Na Justiça do Trabalho, quem será o depositário do bem penhorado?

O depósito do bem é elemento constitutivo essencial ao ato executivo, de modo que a penhora só se tornará efetiva com a apreensão e o depósito dos bens (CPC/2015, art. 839). Isso ocorre porque a penhora busca subtrair o bem corpóreo da posse do executado, entregando-o a um depositário. O depositário tem a função pública de guardar e conservar os bens submetidos à sua custódia.
O TST entende que a investidura no encargo de depositário depende da aceitação do nomeado, que deve assinar termo de compromisso no auto de penhora (OJ nº 89 da SDI-II do TST). Não se admite, portanto, a aceitação tácita.
Ressalta-se que, atualmente, é incabível a prisão civil do depositário infiel, por força da Súmula Vinculante nº 25 do STF.
Os bens penhorados, nos termos do art. 840 do CPC/2015, serão preferencialmente depositados:
I – as quantias em dinheiro, os papéis de crédito e as pedras e os metais preciosos, no Banco do Brasil, na Caixa Econômica Federal ou em banco do qual o Estado ou o Distrito Federal possua mais da metade do capital social integralizado, ou, na falta desses estabelecimentos, em qualquer instituição de crédito designada pelo juiz;
II – os móveis, os semoventes, os imóveis urbanos e os direitos aquisitivos sobre imóveis urbanos, em poder do depositário judicial;
III – os imóveis rurais, os direitos aquisitivos sobre imóveis rurais, as máquinas, os utensílios e os instrumentos necessários ou úteis à atividade agrícola, mediante caução idônea, em poder do executado.

É importante destacar que o CPC/15, no art. 836, criou a figura do depositário provisório quando os bens do executado forem suficientes apenas para pagamento das custas da execução.
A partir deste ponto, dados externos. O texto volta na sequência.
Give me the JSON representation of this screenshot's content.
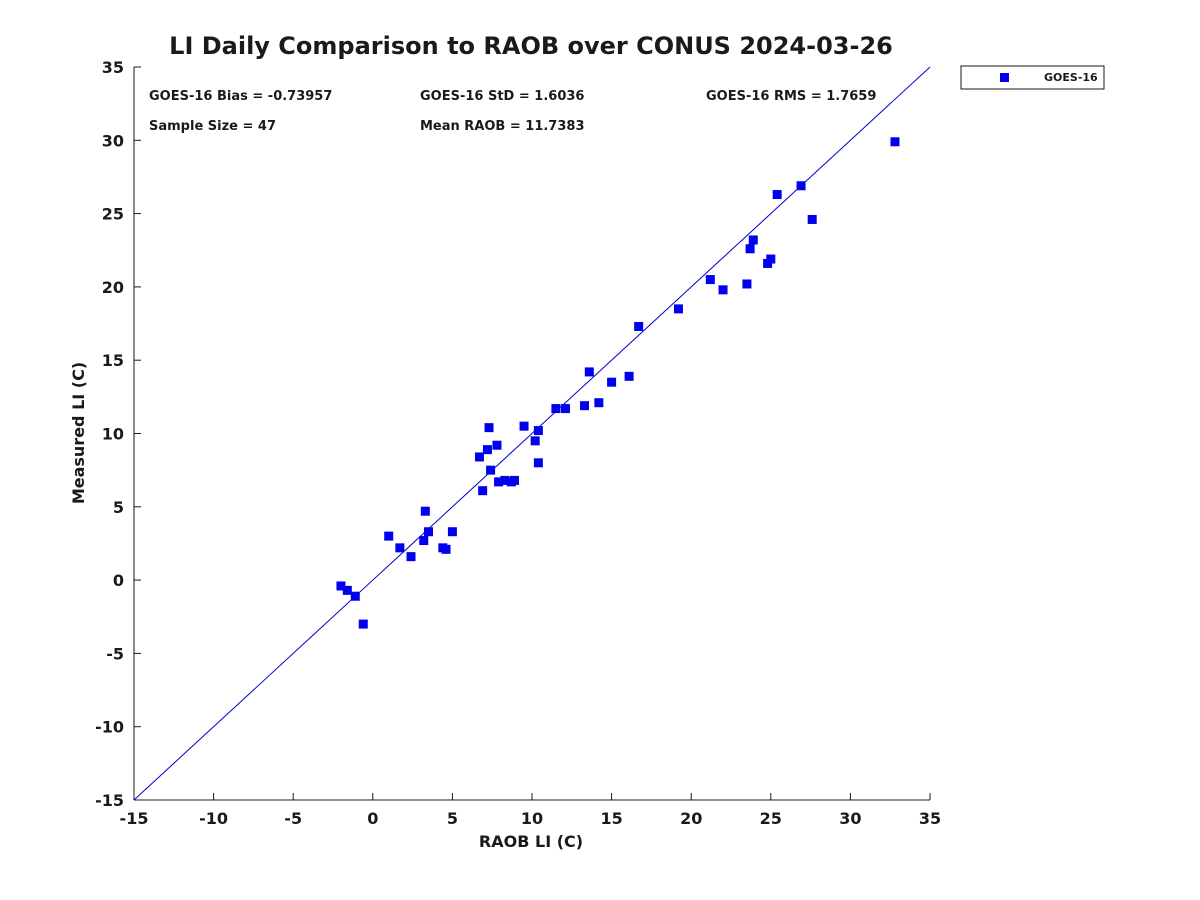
{
  "chart_data": {
    "type": "scatter",
    "title": "LI Daily Comparison to RAOB over CONUS 2024-03-26",
    "xlabel": "RAOB LI (C)",
    "ylabel": "Measured LI (C)",
    "xlim": [
      -15,
      35
    ],
    "ylim": [
      -15,
      35
    ],
    "xticks": [
      -15,
      -10,
      -5,
      0,
      5,
      10,
      15,
      20,
      25,
      30,
      35
    ],
    "yticks": [
      -15,
      -10,
      -5,
      0,
      5,
      10,
      15,
      20,
      25,
      30,
      35
    ],
    "grid": false,
    "legend_position": "outside-top-right",
    "reference_line": {
      "type": "one-to-one",
      "color": "#0000cc"
    },
    "stats": [
      "GOES-16 Bias = -0.73957",
      "GOES-16 StD = 1.6036",
      "GOES-16 RMS = 1.7659",
      "Sample Size = 47",
      "Mean RAOB = 11.7383"
    ],
    "series": [
      {
        "name": "GOES-16",
        "color": "#0000ee",
        "marker": "square",
        "points": [
          [
            -2.0,
            -0.4
          ],
          [
            -1.6,
            -0.7
          ],
          [
            -1.1,
            -1.1
          ],
          [
            -0.6,
            -3.0
          ],
          [
            1.0,
            3.0
          ],
          [
            1.7,
            2.2
          ],
          [
            2.4,
            1.6
          ],
          [
            3.2,
            2.7
          ],
          [
            3.3,
            4.7
          ],
          [
            3.5,
            3.3
          ],
          [
            4.4,
            2.2
          ],
          [
            4.6,
            2.1
          ],
          [
            5.0,
            3.3
          ],
          [
            6.7,
            8.4
          ],
          [
            6.9,
            6.1
          ],
          [
            7.2,
            8.9
          ],
          [
            7.3,
            10.4
          ],
          [
            7.4,
            7.5
          ],
          [
            7.8,
            9.2
          ],
          [
            7.9,
            6.7
          ],
          [
            8.3,
            6.8
          ],
          [
            8.7,
            6.7
          ],
          [
            8.9,
            6.8
          ],
          [
            9.5,
            10.5
          ],
          [
            10.2,
            9.5
          ],
          [
            10.4,
            10.2
          ],
          [
            10.4,
            8.0
          ],
          [
            11.5,
            11.7
          ],
          [
            12.1,
            11.7
          ],
          [
            13.3,
            11.9
          ],
          [
            13.6,
            14.2
          ],
          [
            14.2,
            12.1
          ],
          [
            15.0,
            13.5
          ],
          [
            16.1,
            13.9
          ],
          [
            16.7,
            17.3
          ],
          [
            19.2,
            18.5
          ],
          [
            21.2,
            20.5
          ],
          [
            22.0,
            19.8
          ],
          [
            23.5,
            20.2
          ],
          [
            23.7,
            22.6
          ],
          [
            23.9,
            23.2
          ],
          [
            24.8,
            21.6
          ],
          [
            25.0,
            21.9
          ],
          [
            25.4,
            26.3
          ],
          [
            26.9,
            26.9
          ],
          [
            27.6,
            24.6
          ],
          [
            32.8,
            29.9
          ]
        ]
      }
    ]
  }
}
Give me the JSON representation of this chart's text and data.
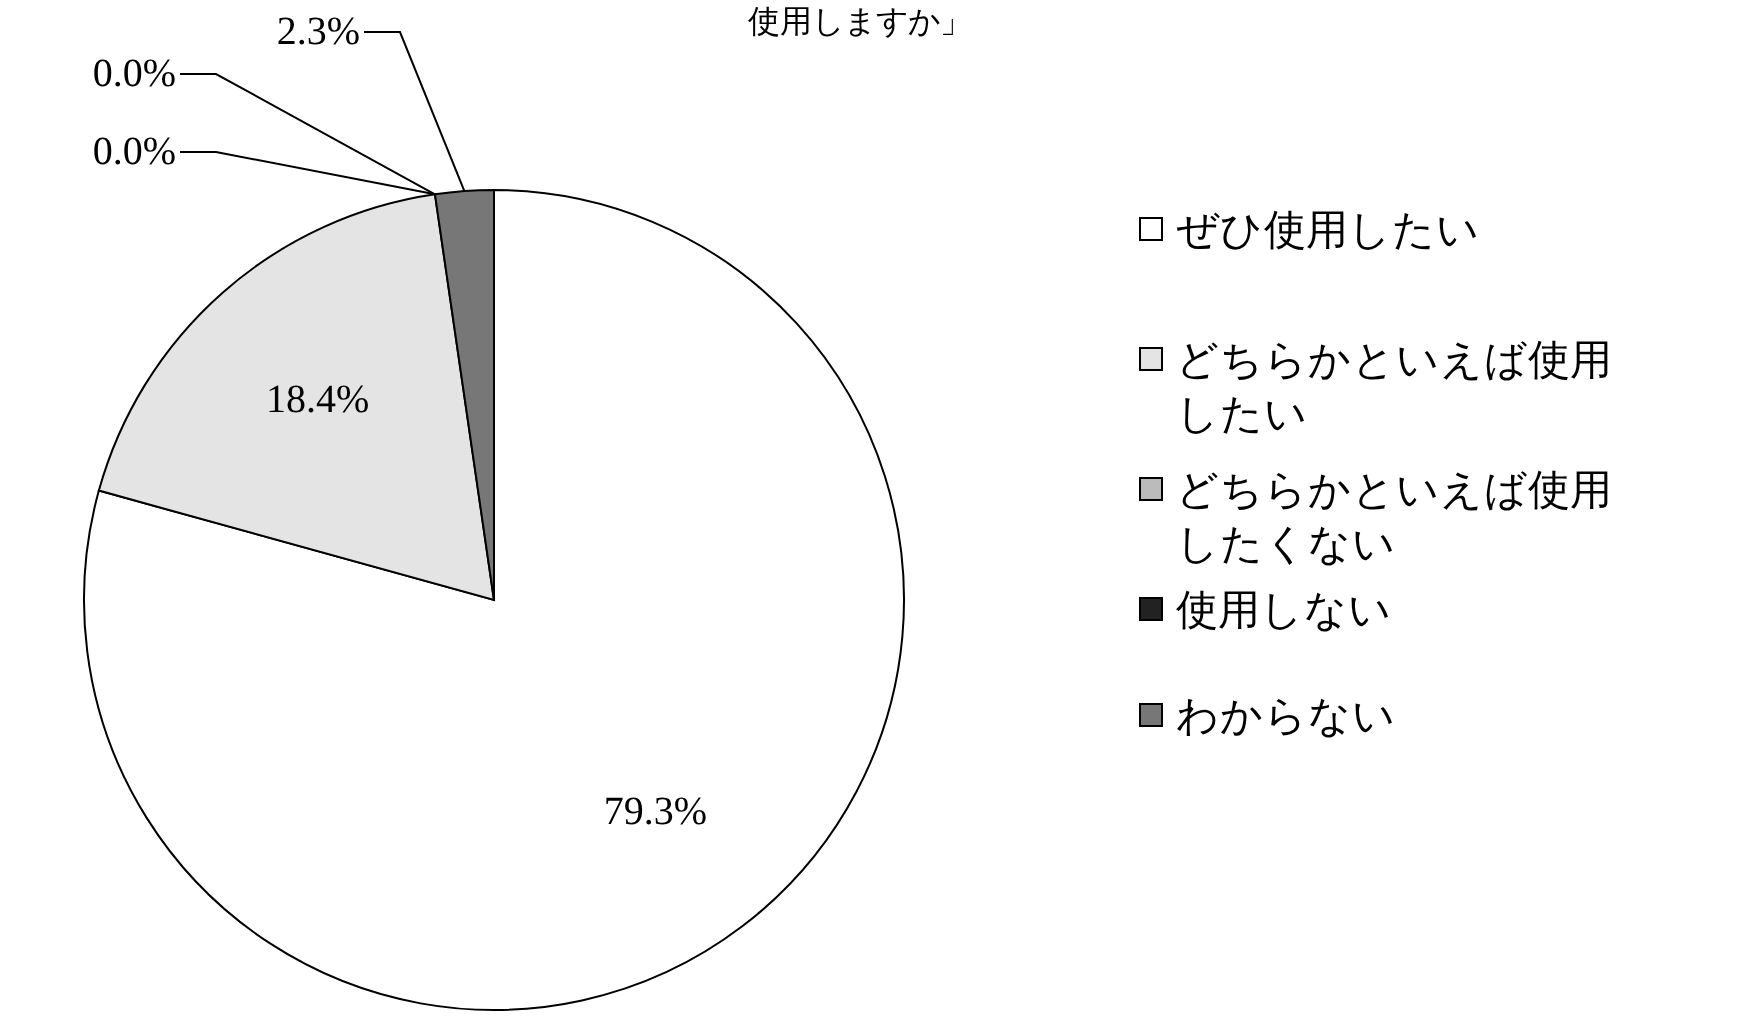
{
  "chart_data": {
    "type": "pie",
    "title": "使用しますか」",
    "categories": [
      "ぜひ使用したい",
      "どちらかといえば使用したい",
      "どちらかといえば使用したくない",
      "使用しない",
      "わからない"
    ],
    "values": [
      79.3,
      18.4,
      0.0,
      0.0,
      2.3
    ],
    "colors": [
      "#ffffff",
      "#e4e4e4",
      "#bbbbbb",
      "#222222",
      "#777777"
    ],
    "value_labels": [
      "79.3%",
      "18.4%",
      "0.0%",
      "0.0%",
      "2.3%"
    ],
    "legend": "right"
  }
}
Nesse caso, o oficial elaborará lista dos bens que guarnecem a residência ou o estabelecimento do executado, nomeando o executado ou seu representante legal como depositário provisório até ulterior determinação do juiz. Essa conduta busca evitar a ocultação de bens que posteriormente possam ser úteis para o processo somados a outros bens que venham a ser encontrados.